The Railway Man is an adaptation of the autobiography of Eric Lomax, a British World War Two veteran whose horrific experiences in Burma at the hands of the Japanese army were causing him severe post-traumatic stress even thirty-five years later. When Lomax discovers that the interpreter Nagase who facilitated his barbaric interrogation sessions is still alive and working at the same location he decides, with the encouragement of his new wife, to take the trip over to South-East Asia to face his demons and maybe achieve closure.

This is an earnest and worthy film that sets out to explore weighty themes of memory and reconciliation and if you’re looking for an actor who can deliver stiff-upper-lip repressed torment you’re not ever going to do better than Colin Firth but even so, I dunno…it all felt a bit fumbled and awkward to me. It’s structurally odd, starting as it does with a rather charming meet-cute between Firth and Nicole Kidman on a train, the light tone of which is absent from the rest of the film, before working its way through a rather contrived set of flashbacks showing Lomax as a young man being captured and set to work along with the rest of his unit on the infamously high-casualty Burma railway construction project. Presumably this format has been adopted so that the audience gets the information about Lomax’s past in the same sequence as his wife uncovers it but it might have been better for the flow of the film to have presented it in a straightforward chronological order. I was also distracted by Kidman’s haircut and over-precise enunciation and, slightly less trivially, by the decision to cast the  defiantly Swedish-accented Stellan Skarsgard as Lomax’s former comrade-in-arms Finlay. Surely we’re not running that short of adequate Scottish actors? It all feels like someone should have run an iron over the script to minimise the wrinkles before they started shooting.

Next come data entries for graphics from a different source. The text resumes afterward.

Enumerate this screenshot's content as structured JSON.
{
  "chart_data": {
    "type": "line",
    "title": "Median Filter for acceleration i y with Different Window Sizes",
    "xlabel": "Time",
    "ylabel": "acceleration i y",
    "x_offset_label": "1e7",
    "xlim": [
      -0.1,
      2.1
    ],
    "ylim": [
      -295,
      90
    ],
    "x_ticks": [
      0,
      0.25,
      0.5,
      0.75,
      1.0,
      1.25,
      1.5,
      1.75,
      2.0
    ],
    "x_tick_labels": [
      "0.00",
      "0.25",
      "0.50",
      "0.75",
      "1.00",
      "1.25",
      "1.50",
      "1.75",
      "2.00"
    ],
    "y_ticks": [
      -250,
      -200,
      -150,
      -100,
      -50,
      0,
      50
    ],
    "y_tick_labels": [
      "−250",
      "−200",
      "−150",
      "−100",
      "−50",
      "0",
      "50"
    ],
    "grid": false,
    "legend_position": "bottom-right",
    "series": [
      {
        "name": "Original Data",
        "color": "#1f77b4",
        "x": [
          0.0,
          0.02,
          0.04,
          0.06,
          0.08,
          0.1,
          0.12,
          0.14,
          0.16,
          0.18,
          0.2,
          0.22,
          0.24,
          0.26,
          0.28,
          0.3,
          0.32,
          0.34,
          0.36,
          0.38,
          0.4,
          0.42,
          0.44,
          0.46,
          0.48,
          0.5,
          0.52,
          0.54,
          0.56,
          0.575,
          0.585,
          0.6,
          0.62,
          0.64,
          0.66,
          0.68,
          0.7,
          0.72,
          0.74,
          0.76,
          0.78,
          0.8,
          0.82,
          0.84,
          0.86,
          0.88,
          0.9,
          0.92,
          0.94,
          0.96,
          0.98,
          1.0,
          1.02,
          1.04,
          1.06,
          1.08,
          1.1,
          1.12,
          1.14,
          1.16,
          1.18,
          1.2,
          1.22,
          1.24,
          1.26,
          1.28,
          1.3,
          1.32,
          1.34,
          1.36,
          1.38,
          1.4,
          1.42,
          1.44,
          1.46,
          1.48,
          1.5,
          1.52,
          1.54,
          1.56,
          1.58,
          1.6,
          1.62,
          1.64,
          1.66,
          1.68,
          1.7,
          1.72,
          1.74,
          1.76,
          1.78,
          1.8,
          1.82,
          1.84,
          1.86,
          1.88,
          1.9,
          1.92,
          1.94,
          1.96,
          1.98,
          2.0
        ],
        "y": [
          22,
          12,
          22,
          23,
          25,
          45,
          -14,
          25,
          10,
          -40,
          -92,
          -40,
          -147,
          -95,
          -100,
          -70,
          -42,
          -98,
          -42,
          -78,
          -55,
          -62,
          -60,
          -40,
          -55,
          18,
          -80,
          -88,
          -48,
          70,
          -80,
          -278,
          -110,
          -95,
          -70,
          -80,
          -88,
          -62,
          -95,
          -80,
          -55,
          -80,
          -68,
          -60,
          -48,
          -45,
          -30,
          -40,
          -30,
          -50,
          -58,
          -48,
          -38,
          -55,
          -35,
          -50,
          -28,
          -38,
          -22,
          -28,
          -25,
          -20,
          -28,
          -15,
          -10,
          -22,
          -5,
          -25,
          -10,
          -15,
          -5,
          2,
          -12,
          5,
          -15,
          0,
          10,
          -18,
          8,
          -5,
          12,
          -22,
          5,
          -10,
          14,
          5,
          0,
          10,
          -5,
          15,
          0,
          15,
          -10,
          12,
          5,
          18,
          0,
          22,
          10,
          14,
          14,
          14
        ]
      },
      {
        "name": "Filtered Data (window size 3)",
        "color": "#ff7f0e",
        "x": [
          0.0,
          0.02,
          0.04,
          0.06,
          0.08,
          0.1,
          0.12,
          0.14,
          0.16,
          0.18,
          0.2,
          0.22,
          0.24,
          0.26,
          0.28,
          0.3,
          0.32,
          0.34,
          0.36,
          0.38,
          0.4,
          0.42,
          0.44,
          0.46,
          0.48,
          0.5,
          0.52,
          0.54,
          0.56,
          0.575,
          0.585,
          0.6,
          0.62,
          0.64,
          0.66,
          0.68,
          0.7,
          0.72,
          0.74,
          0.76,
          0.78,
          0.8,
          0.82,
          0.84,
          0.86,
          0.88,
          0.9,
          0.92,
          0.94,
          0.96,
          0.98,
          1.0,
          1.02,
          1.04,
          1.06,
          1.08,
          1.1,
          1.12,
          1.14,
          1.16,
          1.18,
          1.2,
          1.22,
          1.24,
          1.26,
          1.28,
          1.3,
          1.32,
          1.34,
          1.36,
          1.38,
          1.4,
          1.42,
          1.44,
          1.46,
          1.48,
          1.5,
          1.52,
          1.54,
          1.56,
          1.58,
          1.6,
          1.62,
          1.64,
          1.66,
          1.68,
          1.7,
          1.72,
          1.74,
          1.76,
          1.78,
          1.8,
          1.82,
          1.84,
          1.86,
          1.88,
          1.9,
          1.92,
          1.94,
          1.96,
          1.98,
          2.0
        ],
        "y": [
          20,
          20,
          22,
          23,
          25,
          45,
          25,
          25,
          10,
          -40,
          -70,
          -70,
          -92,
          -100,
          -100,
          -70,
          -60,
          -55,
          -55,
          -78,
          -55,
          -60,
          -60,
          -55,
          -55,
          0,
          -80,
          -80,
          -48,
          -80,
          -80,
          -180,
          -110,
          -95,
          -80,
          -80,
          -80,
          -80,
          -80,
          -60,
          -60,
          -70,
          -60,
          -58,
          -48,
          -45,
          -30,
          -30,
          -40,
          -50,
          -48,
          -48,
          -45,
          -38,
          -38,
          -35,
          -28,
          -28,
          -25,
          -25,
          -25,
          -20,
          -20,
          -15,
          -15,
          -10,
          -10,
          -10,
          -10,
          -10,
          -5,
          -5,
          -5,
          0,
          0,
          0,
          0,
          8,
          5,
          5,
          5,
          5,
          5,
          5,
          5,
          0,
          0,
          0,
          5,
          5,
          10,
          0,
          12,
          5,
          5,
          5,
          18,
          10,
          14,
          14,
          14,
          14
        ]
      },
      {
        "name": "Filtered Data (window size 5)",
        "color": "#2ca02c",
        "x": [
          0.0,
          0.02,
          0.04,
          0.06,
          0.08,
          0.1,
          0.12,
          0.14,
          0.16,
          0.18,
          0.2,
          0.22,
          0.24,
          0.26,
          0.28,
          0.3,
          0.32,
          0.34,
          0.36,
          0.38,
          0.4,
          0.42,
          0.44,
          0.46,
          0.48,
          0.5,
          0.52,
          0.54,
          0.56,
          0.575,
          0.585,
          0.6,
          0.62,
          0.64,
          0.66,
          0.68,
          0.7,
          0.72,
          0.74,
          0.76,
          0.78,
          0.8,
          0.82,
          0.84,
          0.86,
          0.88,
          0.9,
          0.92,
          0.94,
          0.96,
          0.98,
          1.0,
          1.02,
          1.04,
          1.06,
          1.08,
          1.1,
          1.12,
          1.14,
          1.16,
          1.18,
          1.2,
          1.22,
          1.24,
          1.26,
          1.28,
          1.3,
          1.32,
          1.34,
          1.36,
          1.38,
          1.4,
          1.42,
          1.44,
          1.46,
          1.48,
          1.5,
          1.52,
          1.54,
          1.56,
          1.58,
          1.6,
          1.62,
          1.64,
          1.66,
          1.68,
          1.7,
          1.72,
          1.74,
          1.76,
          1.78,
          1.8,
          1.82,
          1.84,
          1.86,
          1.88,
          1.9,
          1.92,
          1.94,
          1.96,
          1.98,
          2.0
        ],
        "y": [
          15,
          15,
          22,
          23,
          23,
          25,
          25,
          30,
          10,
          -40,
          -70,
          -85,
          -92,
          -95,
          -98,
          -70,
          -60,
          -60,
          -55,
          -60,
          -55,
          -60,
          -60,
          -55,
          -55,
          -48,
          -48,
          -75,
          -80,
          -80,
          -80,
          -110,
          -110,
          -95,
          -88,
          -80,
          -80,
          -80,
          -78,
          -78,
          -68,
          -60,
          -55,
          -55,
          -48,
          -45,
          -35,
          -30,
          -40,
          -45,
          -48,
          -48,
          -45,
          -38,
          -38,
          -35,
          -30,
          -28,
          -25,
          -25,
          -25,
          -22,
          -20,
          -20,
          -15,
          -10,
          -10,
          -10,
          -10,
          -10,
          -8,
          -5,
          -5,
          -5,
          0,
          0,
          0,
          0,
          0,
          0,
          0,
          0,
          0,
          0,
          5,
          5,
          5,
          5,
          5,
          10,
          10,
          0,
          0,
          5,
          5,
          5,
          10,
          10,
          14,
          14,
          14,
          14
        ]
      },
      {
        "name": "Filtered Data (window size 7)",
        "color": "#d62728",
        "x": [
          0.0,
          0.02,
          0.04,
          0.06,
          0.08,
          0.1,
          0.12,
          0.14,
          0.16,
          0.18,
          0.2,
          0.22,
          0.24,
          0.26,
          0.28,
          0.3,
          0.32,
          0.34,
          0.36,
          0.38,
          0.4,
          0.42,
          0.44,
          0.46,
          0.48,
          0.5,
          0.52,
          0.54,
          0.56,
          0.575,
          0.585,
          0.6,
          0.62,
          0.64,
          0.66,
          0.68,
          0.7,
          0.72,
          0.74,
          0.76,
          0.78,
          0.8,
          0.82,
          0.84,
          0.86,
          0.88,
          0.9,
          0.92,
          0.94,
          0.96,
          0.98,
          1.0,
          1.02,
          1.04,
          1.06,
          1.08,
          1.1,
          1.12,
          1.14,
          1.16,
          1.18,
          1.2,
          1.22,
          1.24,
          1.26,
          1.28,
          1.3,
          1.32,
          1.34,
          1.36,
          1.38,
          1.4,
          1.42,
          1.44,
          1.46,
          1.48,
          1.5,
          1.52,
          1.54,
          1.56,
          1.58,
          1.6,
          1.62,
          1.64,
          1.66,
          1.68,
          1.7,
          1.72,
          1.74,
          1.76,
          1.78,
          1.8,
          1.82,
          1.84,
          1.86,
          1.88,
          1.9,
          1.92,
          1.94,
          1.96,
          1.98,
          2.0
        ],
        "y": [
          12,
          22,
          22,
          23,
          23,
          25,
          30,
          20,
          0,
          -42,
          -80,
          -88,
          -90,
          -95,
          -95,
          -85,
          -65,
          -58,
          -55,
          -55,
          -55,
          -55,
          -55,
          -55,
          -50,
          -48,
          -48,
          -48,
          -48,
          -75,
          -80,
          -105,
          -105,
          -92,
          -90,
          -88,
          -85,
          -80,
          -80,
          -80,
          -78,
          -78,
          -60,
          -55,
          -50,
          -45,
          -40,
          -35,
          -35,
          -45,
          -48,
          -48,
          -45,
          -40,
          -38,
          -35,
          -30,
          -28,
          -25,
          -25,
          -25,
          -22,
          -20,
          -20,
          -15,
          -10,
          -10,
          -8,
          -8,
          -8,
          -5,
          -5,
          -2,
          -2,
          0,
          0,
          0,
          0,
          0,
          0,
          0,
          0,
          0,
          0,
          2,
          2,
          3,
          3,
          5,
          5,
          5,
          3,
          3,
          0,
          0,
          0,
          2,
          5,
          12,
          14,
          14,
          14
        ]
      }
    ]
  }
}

When, however, The Railway Man does get going and is allowed to get to the heart of its story it succeeds well in getting across the horrors of this particular corner of war. The scenes set in the 1940s are both vibrant and harrowing, presenting a convincing depiction of brave and resourceful men struggling to survive in a hostile situation. Jeremy Irvine does an excellent job as the younger Lomax who’s put through hell when his enthusiasm for making maps of trainlines is misinterpreted by his captors and some of the other actors look disturbingly malnourished. The film’s also pretty affecting later, when a stony-faced Firth returns to confront Nagase – you’re genuinely not quite sure how these scenes will play out. There’s enough good stuff in this film to make it worth your while if you’re interested in the subject, or just want a good cry – I was just left feeling that it was a shame that a fairly amazing true story had been put on the screen in such a convoluted fashion.